Seven facts and a puzzle about hand, foot and mouth disease
Since HFMD is caused by a virus, there is not a lot to do except fight the virus. Here are 7 facts and 1 puzzle about HFMD.
1. The depressing thing is that you may contract HFMD more than once. The main culprit of HFMD is coxsackievirus A16 or enterovirus 71. but other viruses may also cause HFMD. Coxsackievirus A16 causes high fever and a specific rash that can cause serious damage to children’s bodies. Eileen Schneider, a medical epidemiologist at the CDC in Atlanta, said, “During the coxsackievirus A16 outbreak, we saw more children with blisters than we thought.” Variant subgroups of enterovirus 71 were found in mainland China and Hong Kong. The diversity of viruses means that having had HFMD once does not make you immune for life. Depending on the similarity of the viruses, earlier exposures may help the body beat the new virus, but this is not a certainty.

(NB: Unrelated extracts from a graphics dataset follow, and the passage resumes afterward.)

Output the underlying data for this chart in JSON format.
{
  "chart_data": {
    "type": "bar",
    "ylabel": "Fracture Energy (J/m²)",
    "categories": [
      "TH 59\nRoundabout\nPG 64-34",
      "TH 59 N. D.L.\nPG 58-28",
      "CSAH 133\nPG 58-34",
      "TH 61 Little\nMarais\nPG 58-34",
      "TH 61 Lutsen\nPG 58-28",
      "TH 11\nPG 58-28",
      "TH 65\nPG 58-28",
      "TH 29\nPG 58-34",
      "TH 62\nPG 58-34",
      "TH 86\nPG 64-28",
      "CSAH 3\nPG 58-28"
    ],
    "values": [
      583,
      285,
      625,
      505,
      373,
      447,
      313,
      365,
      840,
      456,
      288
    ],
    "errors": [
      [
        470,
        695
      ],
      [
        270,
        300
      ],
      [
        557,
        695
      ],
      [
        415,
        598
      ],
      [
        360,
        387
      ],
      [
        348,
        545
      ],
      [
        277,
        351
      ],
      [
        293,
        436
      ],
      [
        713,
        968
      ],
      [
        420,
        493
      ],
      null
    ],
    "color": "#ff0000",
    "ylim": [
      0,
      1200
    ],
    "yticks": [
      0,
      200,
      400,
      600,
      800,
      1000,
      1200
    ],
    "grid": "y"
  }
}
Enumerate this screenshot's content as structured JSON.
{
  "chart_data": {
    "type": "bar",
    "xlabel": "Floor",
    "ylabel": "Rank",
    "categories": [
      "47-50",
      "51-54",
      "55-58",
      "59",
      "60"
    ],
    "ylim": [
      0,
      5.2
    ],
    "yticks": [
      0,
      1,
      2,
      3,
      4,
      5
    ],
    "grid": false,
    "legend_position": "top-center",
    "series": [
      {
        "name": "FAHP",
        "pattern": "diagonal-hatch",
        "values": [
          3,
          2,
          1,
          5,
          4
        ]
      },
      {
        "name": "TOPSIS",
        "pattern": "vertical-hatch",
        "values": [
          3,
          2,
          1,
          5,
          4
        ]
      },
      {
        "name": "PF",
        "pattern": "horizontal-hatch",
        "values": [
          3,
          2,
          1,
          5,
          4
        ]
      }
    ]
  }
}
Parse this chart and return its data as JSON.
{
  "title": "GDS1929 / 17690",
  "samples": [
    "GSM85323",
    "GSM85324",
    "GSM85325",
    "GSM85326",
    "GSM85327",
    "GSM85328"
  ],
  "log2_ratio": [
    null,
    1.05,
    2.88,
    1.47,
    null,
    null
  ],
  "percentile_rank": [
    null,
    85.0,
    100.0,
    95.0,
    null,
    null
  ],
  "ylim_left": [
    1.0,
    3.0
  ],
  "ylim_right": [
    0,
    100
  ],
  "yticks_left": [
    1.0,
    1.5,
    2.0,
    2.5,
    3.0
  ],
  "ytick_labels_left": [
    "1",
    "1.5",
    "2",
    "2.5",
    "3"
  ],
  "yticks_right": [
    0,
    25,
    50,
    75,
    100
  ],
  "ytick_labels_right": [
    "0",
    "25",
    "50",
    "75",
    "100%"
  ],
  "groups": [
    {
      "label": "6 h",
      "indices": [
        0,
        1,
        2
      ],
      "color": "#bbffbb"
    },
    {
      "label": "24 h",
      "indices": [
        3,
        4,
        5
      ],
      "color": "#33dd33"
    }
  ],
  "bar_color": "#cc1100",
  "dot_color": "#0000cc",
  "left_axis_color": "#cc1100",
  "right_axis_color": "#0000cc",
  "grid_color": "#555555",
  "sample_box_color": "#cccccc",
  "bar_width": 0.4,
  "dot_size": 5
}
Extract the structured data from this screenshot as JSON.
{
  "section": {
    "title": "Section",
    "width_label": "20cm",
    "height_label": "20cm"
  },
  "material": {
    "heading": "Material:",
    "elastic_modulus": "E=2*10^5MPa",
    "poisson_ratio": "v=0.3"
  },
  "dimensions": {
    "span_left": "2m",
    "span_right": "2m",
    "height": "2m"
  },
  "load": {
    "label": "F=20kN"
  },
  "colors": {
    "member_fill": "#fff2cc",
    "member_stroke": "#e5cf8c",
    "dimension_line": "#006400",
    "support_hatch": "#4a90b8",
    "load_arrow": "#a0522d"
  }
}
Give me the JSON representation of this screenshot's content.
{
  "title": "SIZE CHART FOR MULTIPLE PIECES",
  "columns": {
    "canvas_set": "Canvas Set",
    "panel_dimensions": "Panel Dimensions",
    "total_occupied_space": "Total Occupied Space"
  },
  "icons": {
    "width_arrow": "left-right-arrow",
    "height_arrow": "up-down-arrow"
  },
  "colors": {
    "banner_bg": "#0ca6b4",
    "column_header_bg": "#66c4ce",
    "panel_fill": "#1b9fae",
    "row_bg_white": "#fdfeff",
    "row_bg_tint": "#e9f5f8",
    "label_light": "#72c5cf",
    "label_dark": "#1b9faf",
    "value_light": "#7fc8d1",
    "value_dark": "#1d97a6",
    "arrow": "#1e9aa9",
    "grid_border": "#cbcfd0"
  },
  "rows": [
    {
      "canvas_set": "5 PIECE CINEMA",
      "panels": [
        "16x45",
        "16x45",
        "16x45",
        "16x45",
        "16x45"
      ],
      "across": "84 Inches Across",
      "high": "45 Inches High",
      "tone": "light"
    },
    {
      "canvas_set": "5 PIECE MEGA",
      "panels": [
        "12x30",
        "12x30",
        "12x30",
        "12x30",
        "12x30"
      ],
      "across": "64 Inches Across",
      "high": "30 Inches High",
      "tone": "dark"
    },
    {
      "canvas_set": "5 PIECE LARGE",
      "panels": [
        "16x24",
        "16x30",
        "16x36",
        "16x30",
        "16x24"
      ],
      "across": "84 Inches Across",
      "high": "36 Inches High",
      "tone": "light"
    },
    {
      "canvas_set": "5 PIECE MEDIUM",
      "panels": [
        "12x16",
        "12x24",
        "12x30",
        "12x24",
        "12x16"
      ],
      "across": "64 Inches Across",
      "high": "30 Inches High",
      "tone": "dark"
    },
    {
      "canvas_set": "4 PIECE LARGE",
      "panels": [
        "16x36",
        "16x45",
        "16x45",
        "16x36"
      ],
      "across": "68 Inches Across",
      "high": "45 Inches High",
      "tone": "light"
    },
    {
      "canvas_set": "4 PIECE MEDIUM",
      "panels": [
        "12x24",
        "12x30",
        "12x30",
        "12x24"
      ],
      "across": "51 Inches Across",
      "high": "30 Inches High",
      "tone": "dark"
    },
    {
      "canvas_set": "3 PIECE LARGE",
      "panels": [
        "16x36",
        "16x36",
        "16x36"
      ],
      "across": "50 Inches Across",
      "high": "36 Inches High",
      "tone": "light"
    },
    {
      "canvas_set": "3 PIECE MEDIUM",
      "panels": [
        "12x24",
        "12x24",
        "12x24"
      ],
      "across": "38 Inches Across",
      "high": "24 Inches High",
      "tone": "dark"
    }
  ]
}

2. Like many other viruses, enteroviruses prefer a warm environment. This means that HFMD is more common in the south. In cooler places, the incidence of HFMD shows seasonal fluctuations, peaking in the summer and during early fall.
3. A HFMD vaccine against enterovirus 71 is under development. In studies of large numbers of Chinese children, inactivated viruses have shown strong protective efficacy. However, the vaccine does not combat HFMD caused by coxsackievirus.
4. These highly infectious diseases can be transmitted through secretions, such as saliva and feces. Tom Solomon of the University of Liverpool in the United Kingdom believes that these body secretions have many viruses because they proliferate in the mouth, throat, and intestines. There are also many virus particles in the blisters, but the blister exudate is not the primary means of transmission.
5. After contracting HFMD, do not be alarmed if your fingernails fall off, as this is a possible scenario. We have encountered several cases of patients with nail loss, and the nails will be replaced with new ones.
6.HFMD virus can exist in the body for a long time. Coxsackie A16 can be present in the stool of sick children for up to six weeks, and enterovirus 71 may persist for up to 10 weeks. Infection decreases during this time, but there is debate about how long children should be isolated. Different doctors in the United States have different opinions. Some doctors say two days is enough to return to social life. Some pediatricians, however, say that children need to wait until all the blisters have subsided in order to return to the population. Still other doctors say that once the fever is gone the contagion is gone. According to Schneider, there is no magic number that accurately describes how many days it takes for a person to be safe or to have a problem. The most important thing to do is to carefully observe each child’s symptoms and then judge.
7. If you ever drive up to 87th North in New York City, chances are you’ll have a brush with the coxsackie virus, and fecal samples containing the newly discovered coxsackie disease are being stored in upstate New York City.
Finally, there is a mystery: The reason why the virus normally acts on the hands, feet and mouth, producing a herpes in each of those 3 areas, but nothing else (with herpes) remains a mystery, at least to the general public, virus experts and many pediatricians. I don’t think anyone is sure of the cause,” Solomon said. Injuries to the mouth and throat can allow the virus to spread efficiently through coughing, but blisters on the hands and feet may just be a place for the virus to reside.”
For HFMD, some cases are mild (presenting only as herpes of the hands, feet and mouth) and self-limiting, but others can present with severe clinical manifestations of neurological symptoms such as meningitis, encephalitis and polio-like paralysis. Even death. EV71 infection is the main cause of severe cases and deaths, but the main cause of the large outbreaks seen in China in 2008 and 2009 was both EV71 and coxsackievirus A16.